A Low-volume Hydroponic Protocol for Maize and A Sensitive Bud-length Assay for Root-to-Shoot Impacts of The Strigolactone Analog, rac-GR24

Background

The initial purpose for developing the protocol presented here was to quantify root-to-shoot impacts of the hormone, strigolactone (SL) in maize. A central role was postulated for strigolactone in domestication of this species, due to contributions by this hormone to plant architecture and thus the single-stalk morphology of modern-day maize (Guan et al., 2012). To address this possibility, a system was needed that would 1) allow root-feeding studies throughout initial vegetative growth of this large grass species, 2) minimize amount and cost of the SL analog to be used (rac-GR24), and 3) allow accurate quantification of shoot responses in terms of lateral-bud outgrowth. The resulting protocol can be adapted to a wide range of root-feeding, root-labeling, and exudate-sampling studies with low-volume hydroponic growth of large, C4 grass species. A new approach for strigolactone study in these species is also provided.

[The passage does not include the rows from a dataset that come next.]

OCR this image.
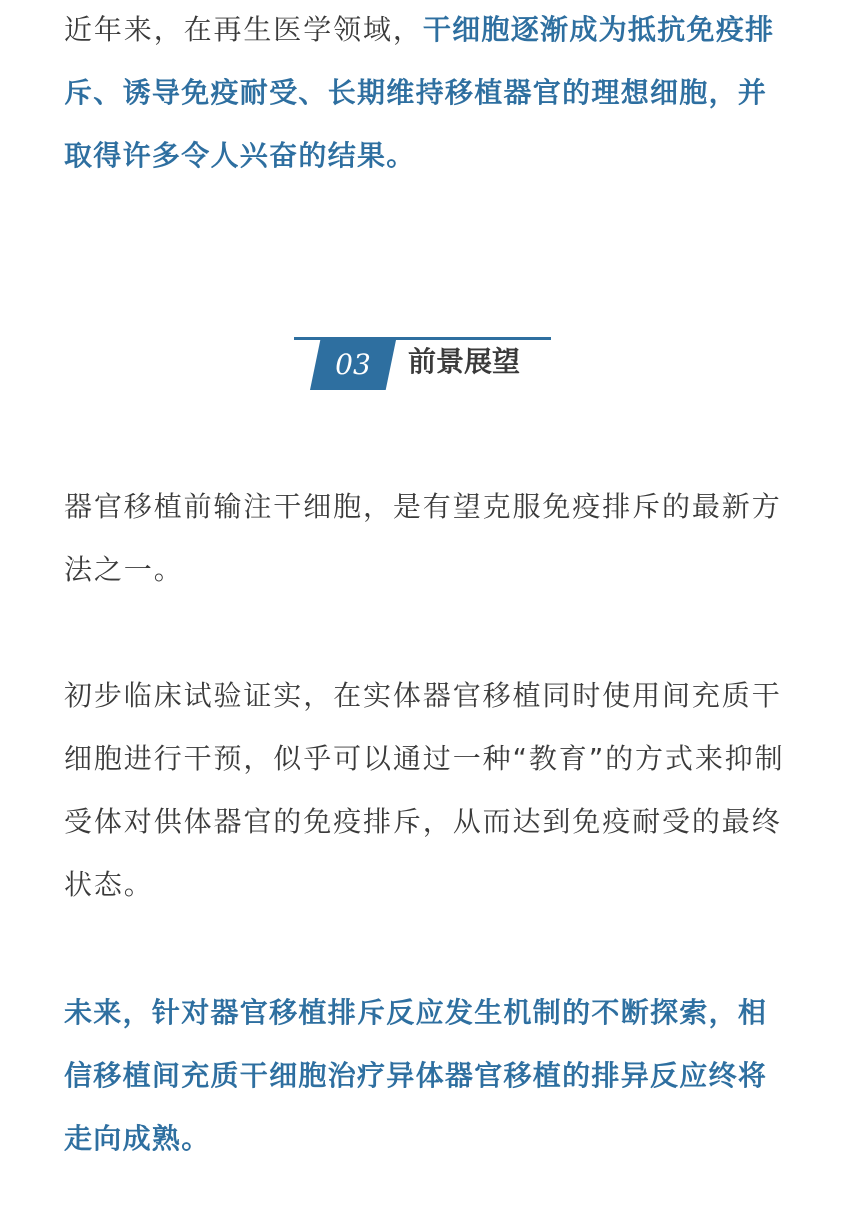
近年来，在再生医学领域，干细胞逐渐成为抵抗免疫排斥、诱导免疫耐受、长期维持移植器官的理想细胞，并取得许多令人兴奋的结果。

03	前景展望

器官移植前输注干细胞，是有望克服免疫排斥的最新方法之一。

初步临床试验证实，在实体器官移植同时使用间充质干细胞进行干预，似乎可以通过一种“教育”的方式来抑制受体对供体器官的免疫排斥，从而达到免疫耐受的最终状态。

未来，针对器官移植排斥反应发生机制的不断探索，相信移植间充质干细胞治疗异体器官移植的排异反应终将走向成熟。
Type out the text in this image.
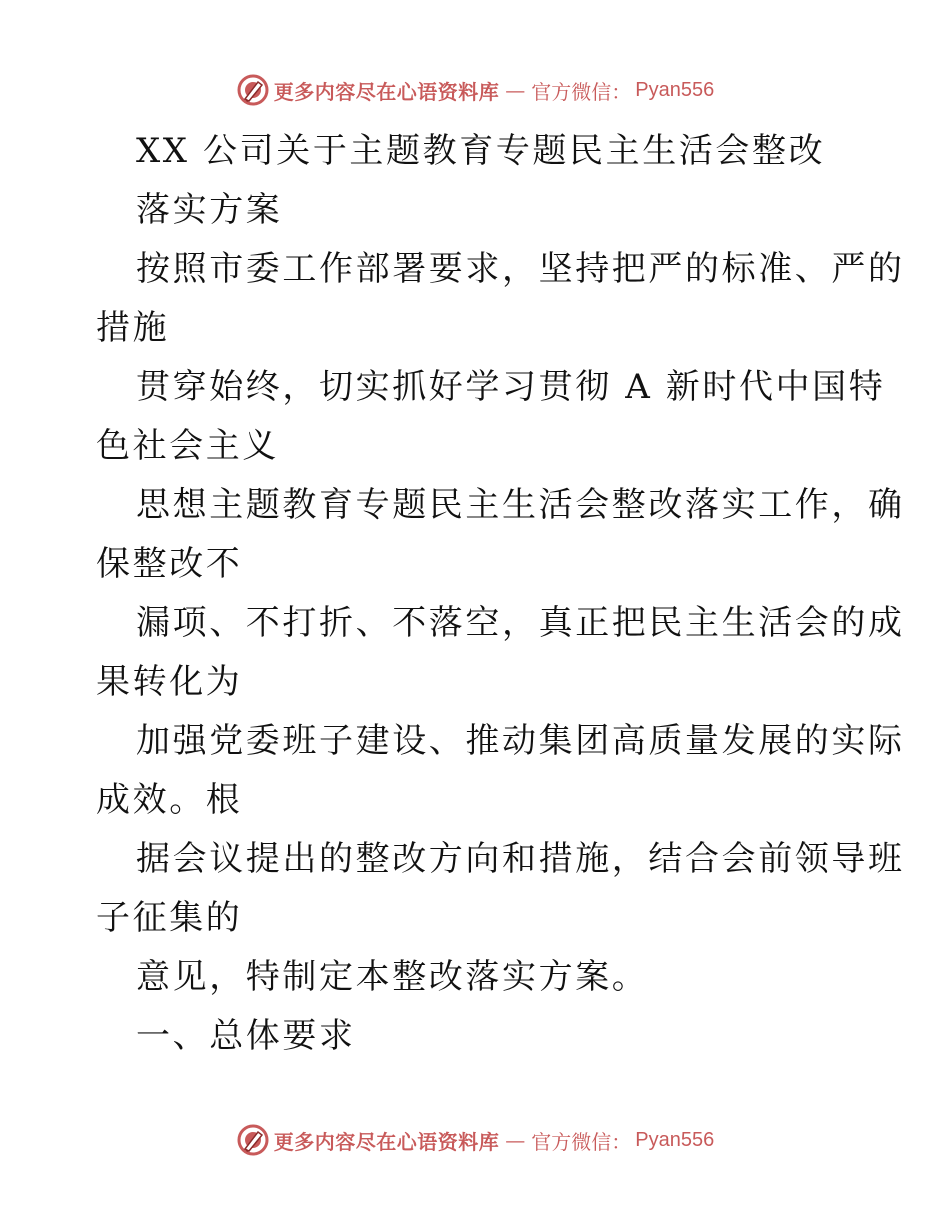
更多内容尽在心语资料库 — 官方微信： Pyan556
XX 公司关于主题教育专题民主生活会整改
落实方案
按照市委工作部署要求，坚持把严的标准、严的
措施
贯穿始终，切实抓好学习贯彻 A 新时代中国特
色社会主义
思想主题教育专题民主生活会整改落实工作，确
保整改不
漏项、不打折、不落空，真正把民主生活会的成
果转化为
加强党委班子建设、推动集团高质量发展的实际
成效。根
据会议提出的整改方向和措施，结合会前领导班
子征集的
意见，特制定本整改落实方案。
一、总体要求
更多内容尽在心语资料库 — 官方微信： Pyan556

Strigolactones (SLs) contribute to apical dominance in diverse species (Wang et al., 2018). A similar suppression of lateral shoots is a key domestication feature in maize. The single-stalk architecture results from elevated expression of a domestication gene, Teosinte branched 1 (Tb1) (Doebley et al., 1997). Under normal conditions, lateral buds are tiny, protected by leaf sheaths, and remain dormant in most maize inbreds. The buds do not elongate into visible tillers unless apical dominance is released by decapitation or especially favorable growth conditions. The possible role of SLs in this process emerged with their identification as phytohormones involved in axillary branching (Gomez-Roldan et al., 2008; Umehara et al., 2008). Direct contributions in maize were revealed by the transposon insertion into a gene for SL biosynthesis (Zea mays Carotenoid Cleavage Dioxygenase 8 (ZmCCD8). The resulting, SL-deficient maize mutant, zmccd8, showed characteristics of a primitive, pre-domestication phenotype that included outgrowth of lateral buds and limited apical dominance (Guan et al., 2012).

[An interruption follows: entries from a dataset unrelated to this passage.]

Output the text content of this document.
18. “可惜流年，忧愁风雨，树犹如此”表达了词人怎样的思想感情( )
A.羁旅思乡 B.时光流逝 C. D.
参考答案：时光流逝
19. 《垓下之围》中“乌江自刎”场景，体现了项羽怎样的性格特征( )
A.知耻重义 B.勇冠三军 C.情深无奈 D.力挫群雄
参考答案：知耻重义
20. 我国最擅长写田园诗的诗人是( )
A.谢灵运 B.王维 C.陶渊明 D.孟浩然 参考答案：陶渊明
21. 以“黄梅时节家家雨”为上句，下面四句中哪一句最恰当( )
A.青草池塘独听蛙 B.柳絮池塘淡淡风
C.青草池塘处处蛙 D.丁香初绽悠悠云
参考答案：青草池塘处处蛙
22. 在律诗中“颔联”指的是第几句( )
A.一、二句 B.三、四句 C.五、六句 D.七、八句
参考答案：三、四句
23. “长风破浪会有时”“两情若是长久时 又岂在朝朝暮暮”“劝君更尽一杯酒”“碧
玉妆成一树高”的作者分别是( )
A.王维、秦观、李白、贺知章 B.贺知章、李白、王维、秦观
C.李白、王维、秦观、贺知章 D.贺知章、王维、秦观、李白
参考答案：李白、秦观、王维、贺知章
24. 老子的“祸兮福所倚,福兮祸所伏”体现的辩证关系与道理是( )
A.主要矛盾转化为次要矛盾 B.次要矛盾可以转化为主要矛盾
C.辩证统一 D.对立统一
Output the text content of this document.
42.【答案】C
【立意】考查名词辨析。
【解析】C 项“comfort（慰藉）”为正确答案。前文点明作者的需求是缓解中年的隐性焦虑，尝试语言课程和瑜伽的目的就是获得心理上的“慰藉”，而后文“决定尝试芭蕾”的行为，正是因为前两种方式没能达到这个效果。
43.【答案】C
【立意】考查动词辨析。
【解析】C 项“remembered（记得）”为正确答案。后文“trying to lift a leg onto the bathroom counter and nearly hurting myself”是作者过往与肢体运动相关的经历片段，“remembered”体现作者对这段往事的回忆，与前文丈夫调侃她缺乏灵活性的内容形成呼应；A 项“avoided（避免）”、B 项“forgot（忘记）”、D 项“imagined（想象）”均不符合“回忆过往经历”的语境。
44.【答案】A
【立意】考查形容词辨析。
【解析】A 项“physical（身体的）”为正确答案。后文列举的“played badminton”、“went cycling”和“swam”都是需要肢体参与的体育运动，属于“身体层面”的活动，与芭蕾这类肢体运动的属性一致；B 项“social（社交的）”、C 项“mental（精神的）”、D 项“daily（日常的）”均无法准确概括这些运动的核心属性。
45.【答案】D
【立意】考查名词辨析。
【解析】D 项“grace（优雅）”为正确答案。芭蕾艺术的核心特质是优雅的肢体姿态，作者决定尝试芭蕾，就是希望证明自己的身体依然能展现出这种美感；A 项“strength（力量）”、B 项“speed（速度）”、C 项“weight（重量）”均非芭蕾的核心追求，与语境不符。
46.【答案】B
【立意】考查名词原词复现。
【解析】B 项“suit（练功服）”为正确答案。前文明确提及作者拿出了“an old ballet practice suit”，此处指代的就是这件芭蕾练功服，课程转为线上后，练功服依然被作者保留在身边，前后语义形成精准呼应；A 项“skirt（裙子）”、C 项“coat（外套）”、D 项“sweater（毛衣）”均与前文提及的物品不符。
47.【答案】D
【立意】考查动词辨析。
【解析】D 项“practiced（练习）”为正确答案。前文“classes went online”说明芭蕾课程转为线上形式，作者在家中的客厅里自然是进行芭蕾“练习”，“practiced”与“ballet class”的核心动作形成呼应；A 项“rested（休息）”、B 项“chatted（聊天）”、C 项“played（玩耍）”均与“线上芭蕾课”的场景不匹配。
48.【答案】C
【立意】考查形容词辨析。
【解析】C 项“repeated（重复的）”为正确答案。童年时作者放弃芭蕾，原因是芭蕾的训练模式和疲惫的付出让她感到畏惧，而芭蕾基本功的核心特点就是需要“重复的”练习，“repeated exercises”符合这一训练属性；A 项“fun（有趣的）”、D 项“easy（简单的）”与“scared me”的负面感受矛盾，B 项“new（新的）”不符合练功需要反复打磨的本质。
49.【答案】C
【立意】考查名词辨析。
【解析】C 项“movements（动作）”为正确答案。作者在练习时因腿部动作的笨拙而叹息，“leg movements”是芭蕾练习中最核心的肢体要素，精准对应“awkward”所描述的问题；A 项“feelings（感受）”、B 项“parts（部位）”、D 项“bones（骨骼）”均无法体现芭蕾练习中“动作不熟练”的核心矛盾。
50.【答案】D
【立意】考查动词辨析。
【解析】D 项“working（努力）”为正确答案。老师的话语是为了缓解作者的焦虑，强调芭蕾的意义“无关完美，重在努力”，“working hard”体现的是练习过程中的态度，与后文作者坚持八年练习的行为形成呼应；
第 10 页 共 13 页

Although genes for SL biosynthesis are expressed in many tissues, most of its formation occurs in roots. The root-derived SLs are transported acropetally to shoots through xylem (Kohlen et al., 2010) and via ABC transporters (Sasse et al., 2015). Plant roots also secrete SLs into the rhizosphere, where they attract symbiotic partners such as arbuscular mycorrhizal fungi (Akiyama et al., 2005) and nitrogen-fixing bacteria (López-Ráez et al., 2017). Unfortunately, the SL exudates are also sensed by seeds of parasitic weeds like Striga that use these secretions as signals to germinate and locate host roots (Aliche et al., 2020). The discovery of diverse SL functions enhances its potential applications in agriculture (Aliche et al., 2020).

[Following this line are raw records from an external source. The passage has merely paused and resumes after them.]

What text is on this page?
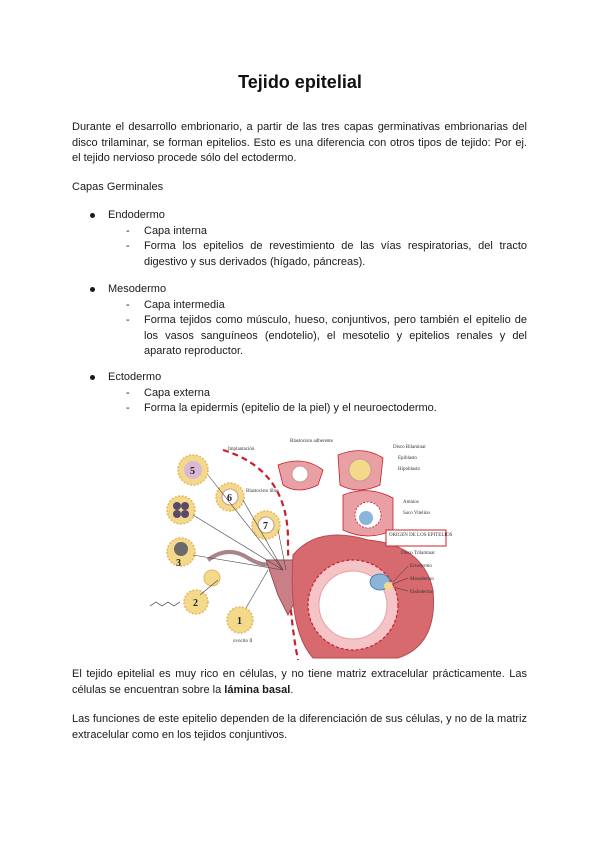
Tejido epitelial

Durante el desarrollo embrionario, a partir de las tres capas germinativas embrionarias del disco trilaminar, se forman epitelios. Esto es una diferencia con otros tipos de tejido: Por ej. el tejido nervioso procede sólo del ectodermo.

Capas Germinales

Endodermo
- Capa interna
- Forma los epitelios de revestimiento de las vías respiratorias, del tracto digestivo y sus derivados (hígado, páncreas).
Mesodermo
- Capa intermedia
- Forma tejidos como músculo, hueso, conjuntivos, pero también el epitelio de los vasos sanguíneos (endotelio), el mesotelio y epitelios renales y del aparato reproductor.
Ectodermo
- Capa externa
- Forma la epidermis (epitelio de la piel) y el neuroectodermo.
Implantación
5
3
6
Blastocisto libre
7
2
1
ovocito II
Blastocisto adherente
Disco Bilaminar
Epiblasto
Hipoblasto
Amnios
Saco Vitelino
ORIGEN DE LOS EPITELIOS
Disco Trilaminar
Ectodermo
Mesodermo
Endodermo

El tejido epitelial es muy rico en células, y no tiene matriz extracelular prácticamente. Las células se encuentran sobre la lámina basal.

Las funciones de este epitelio dependen de la diferenciación de sus células, y no de la matriz extracelular como en los tejidos conjuntivos.
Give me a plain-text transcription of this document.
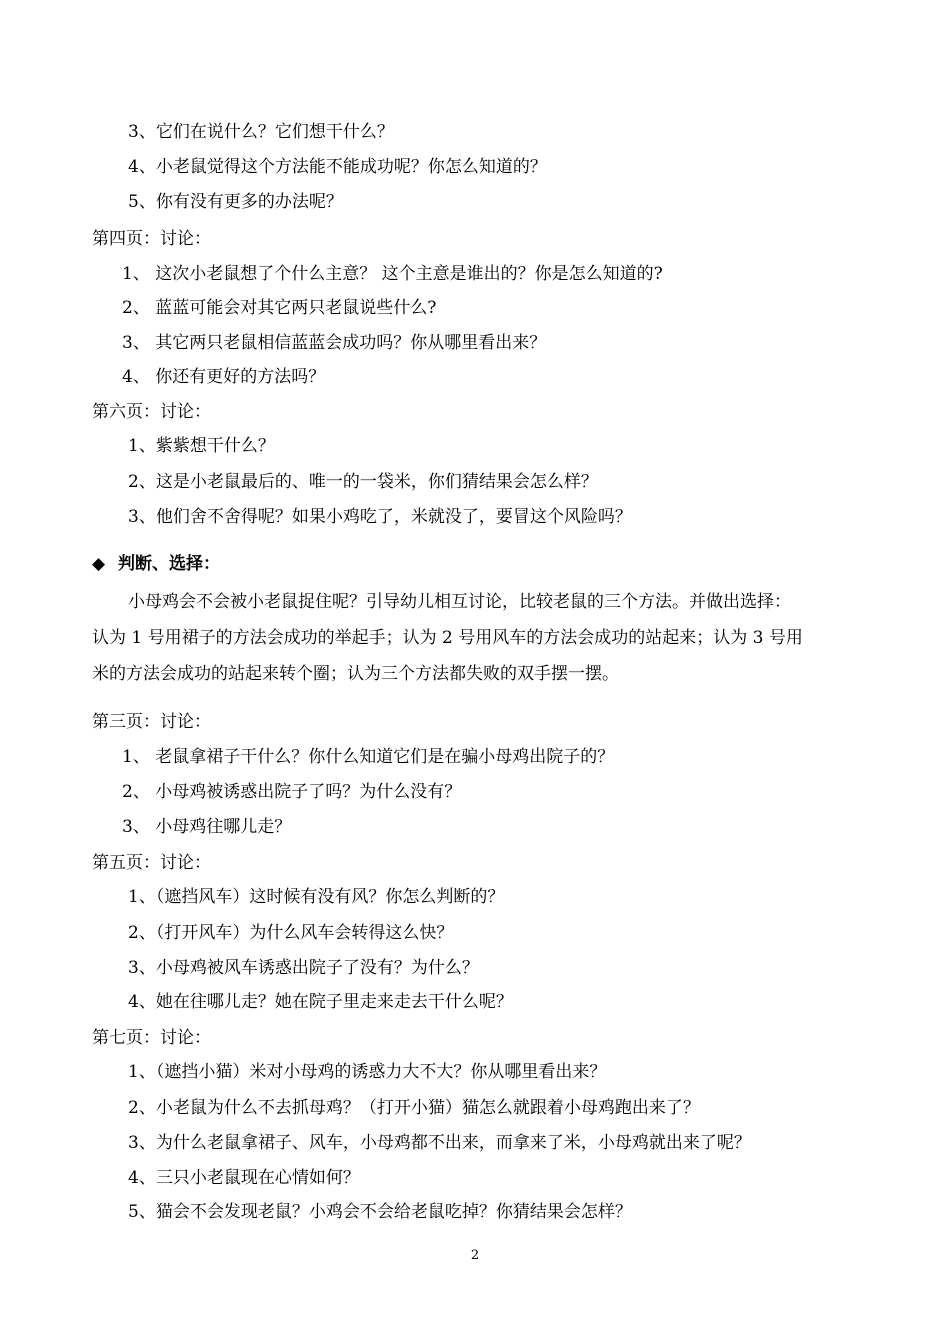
3、它们在说什么？它们想干什么？
4、小老鼠觉得这个方法能不能成功呢？你怎么知道的？
5、你有没有更多的办法呢？
第四页：讨论：
1、 这次小老鼠想了个什么主意？ 这个主意是谁出的？你是怎么知道的?
2、 蓝蓝可能会对其它两只老鼠说些什么?
3、 其它两只老鼠相信蓝蓝会成功吗？你从哪里看出来？
4、 你还有更好的方法吗？
第六页：讨论：
1、紫紫想干什么？
2、这是小老鼠最后的、唯一的一袋米，你们猜结果会怎么样？
3、他们舍不舍得呢？如果小鸡吃了，米就没了，要冒这个风险吗？
◆ 判断、选择：
小母鸡会不会被小老鼠捉住呢？引导幼儿相互讨论，比较老鼠的三个方法。并做出选择：
认为 1 号用裙子的方法会成功的举起手；认为 2 号用风车的方法会成功的站起来；认为 3 号用
米的方法会成功的站起来转个圈；认为三个方法都失败的双手摆一摆。
第三页：讨论：
1、 老鼠拿裙子干什么？你什么知道它们是在骗小母鸡出院子的？
2、 小母鸡被诱惑出院子了吗？为什么没有？
3、 小母鸡往哪儿走？
第五页：讨论：
1、（遮挡风车）这时候有没有风？你怎么判断的？
2、（打开风车）为什么风车会转得这么快？
3、小母鸡被风车诱惑出院子了没有？为什么？
4、她在往哪儿走？她在院子里走来走去干什么呢？
第七页：讨论：
1、（遮挡小猫）米对小母鸡的诱惑力大不大？你从哪里看出来？
2、小老鼠为什么不去抓母鸡？（打开小猫）猫怎么就跟着小母鸡跑出来了？
3、为什么老鼠拿裙子、风车，小母鸡都不出来，而拿来了米，小母鸡就出来了呢？
4、三只小老鼠现在心情如何？
5、猫会不会发现老鼠？小鸡会不会给老鼠吃掉？你猜结果会怎样？
2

Hydroponic systems have been used to study roles of SLs in axillary branching by Arabidopsis (Waters et al., 2012) and rice (Umehara et al., 2008). This approach has also been widely used to investigate homeostasis of mineral nutrients and processes that include iron uptake in maize (Nozoye et al., 2013). However, analysis of SL effects on lateral buds in maize seedlings required improvements in the efficiency of existing hydroponic protocols. Two paramount considerations were 1) the expense of rac-GR24, and 2) the quantity needed to support development of lateral buds. The synthetic SL analog, rac-G24, is costly as well as short-lived, with a half-life around 3 days in hydroponic solution. Supplies must thus be refreshed every 3 to 4 days, and the hydroponic system must have a low enough solution volume to minimize usage of rac-GR24. At the same time, the compact system must also provide enough space for growth of the lateral buds and roots. The bud outgrowth in particular, is sensitive to changes in nutrient availability and growing space. The protocol described here addresses the above requirements. It can also be used to advance other research in the field of root biology, plant-microbe interactions, crop-weed interactions, and mechanisms of mineral-nutrient homeostasis in grass crops.